To verify the network configuration, run the following command to ping the internet.
run ping youtube.com count 3
If your networking configuration is correct, you will be able to ping the internet outside of the network.
Next, run the below command to check detailed network interfaces.
show interfaces
Now you will see the detailed IP address for the eh0 and eth1 interfaces.
To check the NAT rules, run the following command.
show nat source rules
Now you will get the following output. The nat rule number 100 types outbound NAT to the eth0 interface and the source is eth1 networks.
Next, run the following command to check the DNS forwarding service.
configure
show service dns
You should get the output like the following. The DNS forwarding service is running on the eth1 interface 192.168.50.10 and using the Cloudflare and Google public DNS servers as the forwarders.
Setting up Client Ubuntu 20.04 System
On the client-side, you will need to set up a static IP address with the default gateway to the vyOS Ip address 192.168.50.10. In this example, the client is Ubuntu 20.04 system.
Edit the network configuration /etc/netplan/01-netcfg.yaml.
sudo nano /etc/netplan/01-netcfg.yaml
Copy the following configuration to set up the static IP address for the ubuntu system.

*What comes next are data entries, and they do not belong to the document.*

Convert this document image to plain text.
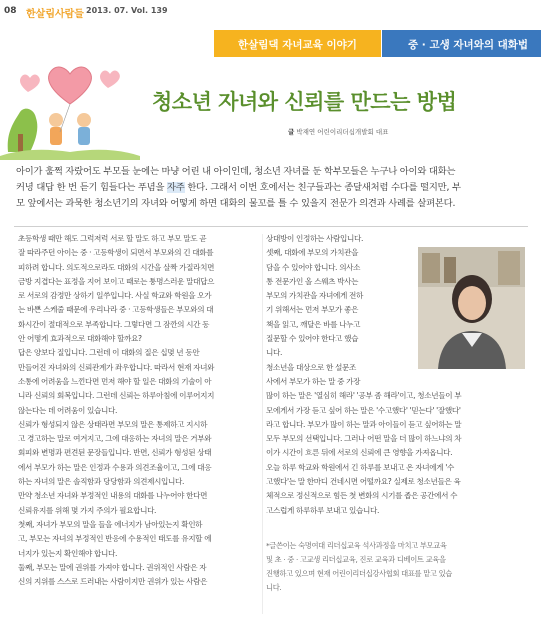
08 한살림사람들 2013. 07. Vol. 139
한살림댁 자녀교육 이야기	중 · 고생 자녀와의 대화법
청소년 자녀와 신뢰를 만드는 방법
글 박재연 어린이리더십개발회 대표
아이가 훌쩍 자랐어도 부모들 눈에는 마냥 어린 내 아이인데, 청소년 자녀를 둔 학부모들은 누구나 아이와 대화는
커녕 대답 한 번 듣기 힘들다는 푸념을 자주 한다. 그래서 이번 호에서는 친구들과는 종달새처럼 수다를 떨지만, 부
모 앞에서는 과묵한 청소년기의 자녀와 어떻게 하면 대화의 물꼬를 틀 수 있을지 전문가 의견과 사례를 살펴본다.

초등학생 때만 해도 그럭저럭 서로 할 말도 하고 부모 말도 곧

잘 따라주던 아이는 중 · 고등학생이 되면서 부모와의 긴 대화를

피하려 합니다. 의도적으로라도 대화의 시간을 살짝 가질라치면

금방 지겹다는 표정을 지어 보이고 때로는 퉁명스러운 말대답으

로 서로의 감정만 상하기 일쑤입니다. 사실 학교와 학원을 오가

는 바쁜 스케줄 때문에 우리나라 중 · 고등학생들은 부모와의 대

화시간이 절대적으로 부족합니다. 그렇다면 그 잠깐의 시간 동

안 어떻게 효과적으로 대화해야 할까요?

답은 양보다 질입니다. 그런데 이 대화의 질은 십몇 년 동안

만들어진 자녀와의 신뢰관계가 좌우합니다. 따라서 현재 자녀와

소통에 어려움을 느낀다면 먼저 해야 할 일은 대화의 기술이 아

니라 신뢰의 회복입니다. 그런데 신뢰는 하루아침에 이루어지지

않는다는 데 어려움이 있습니다.

신뢰가 형성되지 않은 상태라면 부모의 말은 통제하고 지시하

고 경고하는 말로 여겨지고, 그에 대응하는 자녀의 말은 거부와

회피와 변명과 편견된 문장들입니다. 반면, 신뢰가 형성된 상태

에서 부모가 하는 말은 인정과 수용과 의견조율이고, 그에 대응

하는 자녀의 말은 솔직함과 당당함과 의견제시입니다.

만약 청소년 자녀와 부정적인 내용의 대화를 나누어야 한다면

신뢰유지를 위해 몇 가지 주의가 필요합니다.

첫째, 자녀가 부모의 말을 들을 에너지가 남아있는지 확인하

고, 부모는 자녀의 부정적인 반응에 수용적인 태도를 유지할 에

너지가 있는지 확인해야 합니다.

둘째, 부모는 말에 권위를 가져야 합니다. 권위적인 사람은 자

신의 지위를 스스로 드러내는 사람이지만 권위가 있는 사람은

상대방이 인정하는 사람입니다.

셋째, 대화에 부모의 가치관을

담을 수 있어야 합니다. 의사소

통 전문가인 올 스웨츠 박사는

부모의 가치관을 자녀에게 전하

기 위해서는 먼저 부모가 좋은

책을 읽고, 깨달은 바를 나누고

질문할 수 있어야 한다고 했습

니다.

청소년을 대상으로 한 설문조

사에서 부모가 하는 말 중 가장

많이 하는 말은 '열심히 해라' '공부 좀 해라'이고, 청소년들이 부

모에게서 가장 듣고 싶어 하는 말은 '수고했다' '믿는다' '잘했다'

라고 합니다. 부모가 많이 하는 말과 아이들이 듣고 싶어하는 말

모두 부모의 선택입니다. 그러나 어떤 말을 더 많이 하느냐의 차

이가 시간이 흐른 뒤에 서로의 신뢰에 큰 영향을 가져옵니다.

오늘 하루 학교와 학원에서 긴 하루를 보내고 온 자녀에게 '수

고했다'는 말 한마디 건네시면 어떨까요? 실제로 청소년들은 육

체적으로 정신적으로 힘든 첫 변화의 시기를 좁은 공간에서 수

고스럽게 하루하루 보내고 있습니다.

*글쓴이는 숙명여대 리더십교육 석사과정을 마치고 부모교육

및 초 · 중 · 고교생 리더십교육, 진로 교육과 디베이트 교육을

진행하고 있으며 현재 어린이리더십강사협회 대표를 맡고 있습

니다.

Save and close the file when you are done.
Now apply new changes using the netplan command below.
sudo netplan apply
After that, verify the IP address on the Ubuntu system and verify the routing table of the Ubuntu network.
ip a
route -n
Below you can see the ubuntu system is got correct static IP address 192.168.50.100 with the default gateway of the vyOS IP address 192.168.50.10.
Now run the ping command below to verify the connection to the vyOS router.
ping 192.168.50.10 -c3
Below you can see the Ubuntu client can connect to the vyOS router.
Next, run the below command to check the connection to the internet.
ping 1.1.1.1 -c3
ping google.com -c3
Below you can see the Ubuntu system can connect to the internet through the vyOS router.
Conclusion
Congratulations! You have now installed and configured the vyOS router on the KVM virtualization. Also, you have learned how to add a client and set up the static IP address on the client-side to connect to the vyOS router.